羅東升走到香語的屋裏,直接對香語道:“你說你這輩子都沒去好好看看山河湖海,我正好也沒去過,一起去看看?”
香語猶疑了一下,正想說什麼,羅東升卻是直接走過去抓住她的手:“我求娶你,你不嫁給我我便算了,這點要求,可不能不應我的吧?”
香語抿了抿春,眼圈泛紅。
羅東升又道:“看在我幫了你那麼多,幫了許淮那麼多的份上,你也不能拒絕。
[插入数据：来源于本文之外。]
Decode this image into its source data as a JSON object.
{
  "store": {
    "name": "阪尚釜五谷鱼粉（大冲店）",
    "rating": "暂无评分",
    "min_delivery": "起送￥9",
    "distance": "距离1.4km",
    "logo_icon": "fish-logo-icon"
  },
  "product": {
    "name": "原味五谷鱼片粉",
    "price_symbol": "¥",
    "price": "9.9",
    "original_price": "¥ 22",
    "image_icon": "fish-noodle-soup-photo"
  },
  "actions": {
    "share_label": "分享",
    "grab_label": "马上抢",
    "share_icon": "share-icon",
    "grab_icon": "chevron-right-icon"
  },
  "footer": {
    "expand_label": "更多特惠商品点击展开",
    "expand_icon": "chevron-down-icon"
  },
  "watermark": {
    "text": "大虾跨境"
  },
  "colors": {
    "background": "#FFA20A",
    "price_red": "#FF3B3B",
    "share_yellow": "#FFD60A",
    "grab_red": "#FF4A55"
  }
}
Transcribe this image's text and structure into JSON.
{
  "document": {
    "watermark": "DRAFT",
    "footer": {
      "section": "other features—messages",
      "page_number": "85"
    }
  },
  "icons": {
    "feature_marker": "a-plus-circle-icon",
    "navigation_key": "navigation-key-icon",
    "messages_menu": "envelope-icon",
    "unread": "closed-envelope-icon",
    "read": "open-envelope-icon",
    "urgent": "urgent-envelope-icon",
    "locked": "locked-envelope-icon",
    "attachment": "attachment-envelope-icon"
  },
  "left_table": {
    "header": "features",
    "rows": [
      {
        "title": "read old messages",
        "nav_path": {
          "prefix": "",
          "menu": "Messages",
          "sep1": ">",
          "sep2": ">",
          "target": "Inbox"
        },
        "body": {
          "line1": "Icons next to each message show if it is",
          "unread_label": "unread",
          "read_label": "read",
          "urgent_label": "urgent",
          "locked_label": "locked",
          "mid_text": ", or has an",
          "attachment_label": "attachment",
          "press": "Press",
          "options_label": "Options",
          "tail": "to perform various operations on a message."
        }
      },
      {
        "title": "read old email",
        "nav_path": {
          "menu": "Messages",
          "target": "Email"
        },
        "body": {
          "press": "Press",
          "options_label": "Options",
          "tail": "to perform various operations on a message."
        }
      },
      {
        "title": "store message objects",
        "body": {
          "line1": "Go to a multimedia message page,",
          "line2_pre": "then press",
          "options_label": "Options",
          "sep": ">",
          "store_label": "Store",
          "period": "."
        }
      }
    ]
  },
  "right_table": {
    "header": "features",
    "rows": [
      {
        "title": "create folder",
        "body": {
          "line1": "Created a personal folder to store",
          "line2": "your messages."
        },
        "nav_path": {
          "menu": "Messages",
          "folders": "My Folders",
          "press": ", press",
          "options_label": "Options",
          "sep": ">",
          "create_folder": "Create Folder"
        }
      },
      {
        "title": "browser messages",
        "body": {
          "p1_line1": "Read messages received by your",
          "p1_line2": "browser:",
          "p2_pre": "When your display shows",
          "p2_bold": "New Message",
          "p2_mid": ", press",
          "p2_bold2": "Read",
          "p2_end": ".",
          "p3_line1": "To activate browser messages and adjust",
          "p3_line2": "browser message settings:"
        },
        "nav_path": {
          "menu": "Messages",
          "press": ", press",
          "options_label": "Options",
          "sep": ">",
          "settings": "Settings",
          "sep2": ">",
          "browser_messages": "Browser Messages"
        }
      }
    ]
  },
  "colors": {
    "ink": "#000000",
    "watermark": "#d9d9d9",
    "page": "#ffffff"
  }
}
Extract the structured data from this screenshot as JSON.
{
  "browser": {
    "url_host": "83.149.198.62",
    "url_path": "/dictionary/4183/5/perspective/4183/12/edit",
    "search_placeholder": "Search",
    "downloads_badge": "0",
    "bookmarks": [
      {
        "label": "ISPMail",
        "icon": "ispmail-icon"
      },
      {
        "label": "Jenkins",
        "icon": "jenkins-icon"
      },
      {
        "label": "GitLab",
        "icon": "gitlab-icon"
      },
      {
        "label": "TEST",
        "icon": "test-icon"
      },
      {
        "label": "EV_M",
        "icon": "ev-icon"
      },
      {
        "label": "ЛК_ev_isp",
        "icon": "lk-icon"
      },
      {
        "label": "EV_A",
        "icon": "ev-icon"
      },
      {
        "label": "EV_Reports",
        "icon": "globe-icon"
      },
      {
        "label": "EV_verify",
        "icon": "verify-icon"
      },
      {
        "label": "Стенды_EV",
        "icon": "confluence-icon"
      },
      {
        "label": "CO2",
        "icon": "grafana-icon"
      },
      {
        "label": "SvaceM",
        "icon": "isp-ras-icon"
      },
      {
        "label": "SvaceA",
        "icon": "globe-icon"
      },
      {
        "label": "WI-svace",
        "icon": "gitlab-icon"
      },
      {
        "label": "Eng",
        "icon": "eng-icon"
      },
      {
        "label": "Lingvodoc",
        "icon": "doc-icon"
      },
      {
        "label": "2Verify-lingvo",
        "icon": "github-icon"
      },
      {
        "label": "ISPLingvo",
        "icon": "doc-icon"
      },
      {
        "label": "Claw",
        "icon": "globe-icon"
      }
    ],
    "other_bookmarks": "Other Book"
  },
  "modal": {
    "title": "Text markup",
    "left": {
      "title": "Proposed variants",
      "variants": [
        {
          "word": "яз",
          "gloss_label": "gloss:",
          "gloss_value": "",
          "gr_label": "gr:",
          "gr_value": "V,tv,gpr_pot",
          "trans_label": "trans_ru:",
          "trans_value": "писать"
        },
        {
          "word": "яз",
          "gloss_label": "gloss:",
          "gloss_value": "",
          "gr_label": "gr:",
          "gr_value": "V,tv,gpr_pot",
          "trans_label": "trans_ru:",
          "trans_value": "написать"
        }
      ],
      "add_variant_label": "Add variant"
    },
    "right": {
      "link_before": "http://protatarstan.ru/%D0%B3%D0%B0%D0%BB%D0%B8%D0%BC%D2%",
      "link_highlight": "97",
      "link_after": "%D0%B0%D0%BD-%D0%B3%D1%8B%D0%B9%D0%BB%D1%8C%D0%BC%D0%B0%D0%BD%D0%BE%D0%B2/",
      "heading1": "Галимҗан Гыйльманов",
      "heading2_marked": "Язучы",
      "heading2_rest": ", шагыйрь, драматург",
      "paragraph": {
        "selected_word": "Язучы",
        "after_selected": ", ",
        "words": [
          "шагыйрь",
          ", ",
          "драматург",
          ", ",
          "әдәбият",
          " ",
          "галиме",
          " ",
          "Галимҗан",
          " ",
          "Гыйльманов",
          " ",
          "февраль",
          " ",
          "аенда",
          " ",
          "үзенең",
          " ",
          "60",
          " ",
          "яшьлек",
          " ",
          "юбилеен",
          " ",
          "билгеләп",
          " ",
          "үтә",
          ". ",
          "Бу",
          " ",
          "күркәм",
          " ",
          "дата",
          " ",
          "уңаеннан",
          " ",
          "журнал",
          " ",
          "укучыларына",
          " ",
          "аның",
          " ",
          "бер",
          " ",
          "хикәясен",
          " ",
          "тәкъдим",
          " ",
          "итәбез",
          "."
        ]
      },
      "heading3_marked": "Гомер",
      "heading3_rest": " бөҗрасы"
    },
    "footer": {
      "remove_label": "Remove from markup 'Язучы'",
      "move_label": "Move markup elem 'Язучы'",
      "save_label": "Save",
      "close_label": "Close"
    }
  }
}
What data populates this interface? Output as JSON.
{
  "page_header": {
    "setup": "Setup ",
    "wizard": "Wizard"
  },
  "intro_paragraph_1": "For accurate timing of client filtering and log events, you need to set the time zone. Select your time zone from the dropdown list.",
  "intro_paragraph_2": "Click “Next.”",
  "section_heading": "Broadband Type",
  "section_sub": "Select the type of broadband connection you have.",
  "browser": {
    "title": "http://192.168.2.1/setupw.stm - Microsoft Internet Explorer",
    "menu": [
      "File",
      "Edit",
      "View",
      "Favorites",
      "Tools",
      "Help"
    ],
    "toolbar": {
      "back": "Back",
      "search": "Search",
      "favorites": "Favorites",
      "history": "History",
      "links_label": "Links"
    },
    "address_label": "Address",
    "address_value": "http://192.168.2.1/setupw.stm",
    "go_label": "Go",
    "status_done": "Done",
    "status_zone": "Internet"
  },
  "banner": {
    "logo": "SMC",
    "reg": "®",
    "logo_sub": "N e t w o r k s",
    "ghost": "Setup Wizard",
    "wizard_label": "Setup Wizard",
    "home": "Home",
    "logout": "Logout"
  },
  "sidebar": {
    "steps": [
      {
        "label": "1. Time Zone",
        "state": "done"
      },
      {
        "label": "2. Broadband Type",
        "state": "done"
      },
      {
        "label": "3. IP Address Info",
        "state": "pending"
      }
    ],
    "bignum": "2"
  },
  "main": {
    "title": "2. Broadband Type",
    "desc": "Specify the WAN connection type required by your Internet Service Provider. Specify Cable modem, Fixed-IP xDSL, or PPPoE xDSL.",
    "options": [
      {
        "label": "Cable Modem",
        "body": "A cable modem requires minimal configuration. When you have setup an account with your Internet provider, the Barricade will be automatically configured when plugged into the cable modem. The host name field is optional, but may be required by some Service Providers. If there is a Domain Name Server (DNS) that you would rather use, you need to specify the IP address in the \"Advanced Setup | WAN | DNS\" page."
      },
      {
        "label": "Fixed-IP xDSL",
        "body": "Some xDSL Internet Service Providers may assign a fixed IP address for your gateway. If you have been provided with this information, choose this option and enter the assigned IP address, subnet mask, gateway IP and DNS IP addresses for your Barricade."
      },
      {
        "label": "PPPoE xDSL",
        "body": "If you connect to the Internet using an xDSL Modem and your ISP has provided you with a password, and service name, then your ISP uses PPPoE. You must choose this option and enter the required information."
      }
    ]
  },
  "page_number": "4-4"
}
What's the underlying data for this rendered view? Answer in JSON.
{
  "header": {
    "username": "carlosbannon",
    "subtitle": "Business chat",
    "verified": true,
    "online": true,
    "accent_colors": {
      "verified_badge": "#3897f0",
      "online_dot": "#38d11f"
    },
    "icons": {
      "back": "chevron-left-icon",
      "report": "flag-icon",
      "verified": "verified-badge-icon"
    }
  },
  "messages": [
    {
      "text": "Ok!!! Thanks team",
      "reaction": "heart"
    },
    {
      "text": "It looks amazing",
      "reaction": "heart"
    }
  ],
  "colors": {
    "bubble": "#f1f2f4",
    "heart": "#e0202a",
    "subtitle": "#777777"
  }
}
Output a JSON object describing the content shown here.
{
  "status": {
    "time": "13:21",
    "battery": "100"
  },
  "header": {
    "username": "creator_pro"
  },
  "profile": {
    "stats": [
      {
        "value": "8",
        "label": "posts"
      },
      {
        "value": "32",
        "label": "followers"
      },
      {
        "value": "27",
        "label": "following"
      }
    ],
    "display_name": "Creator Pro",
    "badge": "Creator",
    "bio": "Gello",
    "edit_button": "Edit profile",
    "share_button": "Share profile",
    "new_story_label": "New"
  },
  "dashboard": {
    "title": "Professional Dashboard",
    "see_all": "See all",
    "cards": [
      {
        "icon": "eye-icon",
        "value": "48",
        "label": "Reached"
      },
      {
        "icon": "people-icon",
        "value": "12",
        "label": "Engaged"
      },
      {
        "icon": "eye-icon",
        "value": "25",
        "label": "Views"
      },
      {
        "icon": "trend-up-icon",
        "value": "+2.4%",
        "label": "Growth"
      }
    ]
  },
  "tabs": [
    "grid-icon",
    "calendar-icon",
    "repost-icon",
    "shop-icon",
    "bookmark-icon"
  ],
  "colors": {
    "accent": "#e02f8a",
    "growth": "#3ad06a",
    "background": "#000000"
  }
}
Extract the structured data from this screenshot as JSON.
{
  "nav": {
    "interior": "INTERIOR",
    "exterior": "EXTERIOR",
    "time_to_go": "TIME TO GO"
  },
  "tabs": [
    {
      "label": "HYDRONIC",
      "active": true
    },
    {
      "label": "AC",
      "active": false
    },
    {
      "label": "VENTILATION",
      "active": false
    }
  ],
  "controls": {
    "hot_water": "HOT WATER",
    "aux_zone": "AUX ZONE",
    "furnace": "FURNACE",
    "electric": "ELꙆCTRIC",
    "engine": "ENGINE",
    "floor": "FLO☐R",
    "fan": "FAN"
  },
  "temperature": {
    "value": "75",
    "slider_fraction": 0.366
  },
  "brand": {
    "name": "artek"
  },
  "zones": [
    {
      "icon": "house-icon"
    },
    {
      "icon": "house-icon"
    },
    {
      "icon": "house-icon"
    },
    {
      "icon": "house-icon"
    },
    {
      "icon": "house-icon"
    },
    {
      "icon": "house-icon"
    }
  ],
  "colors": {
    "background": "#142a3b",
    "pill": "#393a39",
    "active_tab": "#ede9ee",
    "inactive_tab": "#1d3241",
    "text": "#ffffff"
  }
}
”
羅東升連這樣的話都說出來了,香語還能如何啊?
她咬着嘴唇,忍着哽咽點點頭。
隨着羅東升往外走,走到門口,卻又折返了回去了,從妝屜里拿出那枚寶盒來。
裏頭時羅東升給她的那枚花簪。
聽聞羅東升連夜將自己手裏的生意全部交還給了父親,又命人打造了比尋常規制大了一半的馬車,只為了陪着香語走完最後的路是後來的事情了。
許淮當時心裏五味雜陳,他自是不知道香語的心思,只是覺得,香語人生中的最後一段時光應該是美滿且幸福的吧。
香語離開之後,娣鴣沒有去問起,只是默認姊姊去遊山玩水去了,也許會找到一個面朝大海春暖花開的地方定居,從此只是日升日落暮暮朝朝而已。
柳葉兒聽聞香語的事情哭了好幾場,但由於要帶着個大胖小子,那悲傷的心裏也算是能壓得下去,許淮則是整日裏進出秘情處,默默的掌握着朝中的動向。
眼看着夏天即將過去,九月即將來臨。
許淮終於沒有時間再耗下去,再訪燕王府。。